Sie hörte wie die Türe leise geöffnet wurde und wappnete sich schon gegen weitere Angriffe und kniff ihre Augen zusammen, versuchte die Tränen zu verdrängen. Aber nichts passierte. Langsam öffnete sie die Augen und schielte vorsichtig zur Tür. Als sie erkannte, wer da stand, riss sie ihre Augen fassungslos weit auf. Ungläubig starrte sie ihn an, genauso wie er sie. Sie konnte nicht glauben, dass er sie wirklich gefunden hatte. Lydia versuchte sich an einem Lächeln.
„Stiles."

Er bewegte sich nicht, sah sie nur eindringlich an. Und wenn er gar nicht echt war? Nur eine weitere Illusion, ein weiterer Traum, der schön anfing und ihr Hoffnung gab, um sie nachher wieder zu rauben, indem der Traum zu einer Folter wurde? Da Stiles sich nicht bewegte, nichts sagte, bekam sie Zweifel. Lydia rückte ein wenig von ihm ab, drückte sich gegen die Wand und die Angst spiegelte sich in ihren Augen wieder.
„Stiles? Sag was."

Er kam langsam auf sie zu, machte eine beruhigende Geste mit den Händen.
„Lydia? Warum weichst du zurück?"

Die Angst ließ die Tränen rollen, ihr ging das zu schnell. Die Situation konnte sie nicht einschätzen. Echt oder Illusion?

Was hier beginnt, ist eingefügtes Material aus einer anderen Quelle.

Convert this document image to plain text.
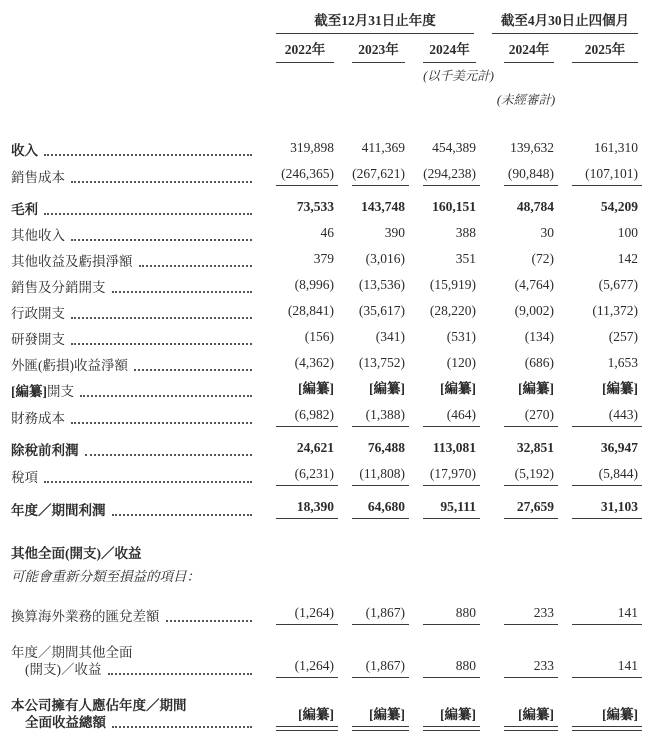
	截至12月31日止年度				截至4月30日止四個月	

	2022年	2023年	2024年		2024年	2025年

			(以千美元計)			

					(未經審計)	

收入	319,898	411,369	454,389		139,632	161,310

銷售成本	(246,365)	(267,621)	(294,238)		(90,848)	(107,101)

毛利	73,533	143,748	160,151		48,784	54,209

其他收入	46	390	388		30	100

其他收益及虧損淨額	379	(3,016)	351		(72)	142

銷售及分銷開支	(8,996)	(13,536)	(15,919)		(4,764)	(5,677)

行政開支	(28,841)	(35,617)	(28,220)		(9,002)	(11,372)

研發開支	(156)	(341)	(531)		(134)	(257)

外匯(虧損)收益淨額	(4,362)	(13,752)	(120)		(686)	1,653

[編纂] 開支	[編纂]	[編纂]	[編纂]		[編纂]	[編纂]

財務成本	(6,982)	(1,388)	(464)		(270)	(443)

除稅前利潤	24,621	76,488	113,081		32,851	36,947

稅項	(6,231)	(11,808)	(17,970)		(5,192)	(5,844)

年度／期間利潤	18,390	64,680	95,111		27,659	31,103

其他全面(開支)／收益						

可能會重新分類至損益的項目：						

換算海外業務的匯兌差額	(1,264)	(1,867)	880		233	141

年度／期間其他全面
(開支)／收益	(1,264)	(1,867)	880		233	141

本公司擁有人應佔年度／期間
全面收益總額	[編纂]	[編纂]	[編纂]		[編纂]	[編纂]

Stiles war schon fast bei ihr und blickte sie ungläubig an, berührte sie fast.
„Fass mich nicht an!", schrie sie und drehte ihren Kopf von ihm weg, wollte ihn nicht ansehen. Ihre Arme schlang sie um sich selbst, erhoffte sich Schutz davon.

Stiles wich zurück, hob abwehrend die Hände. Er näherte sich ihr nicht nochmal, kauerte sich einfach ein wenig vor sie hin.
„Lydia. Ich bin es, Stiles. Ich tu dir nichts. Hey, Lydia. Sieh mich an."

Es klang wie Stiles, redete wie Stiles, sah aus wie Stiles. Konnte er sie wirklich gefunden haben durch die Träume, die sie versucht hatte ihm zu schicken? Misstrauisch sah sie ihn an. Stiles sah nicht bedrohlich aus und lächelte sie aufmunternd an, streckte ihr die Hand hin.

„Du...Bist du es wirklich? Stiles?", fragte sie leise. Die Angst war noch immer da, dass er sich veränderte, sie vielleicht angriff. Oder was ganz Neues, das ihr Schänder sich ausgedacht hatte. Stiles sah sie verwirrt an, als wüsste er nichts von all dem Grauen, dass sie erleiden musste.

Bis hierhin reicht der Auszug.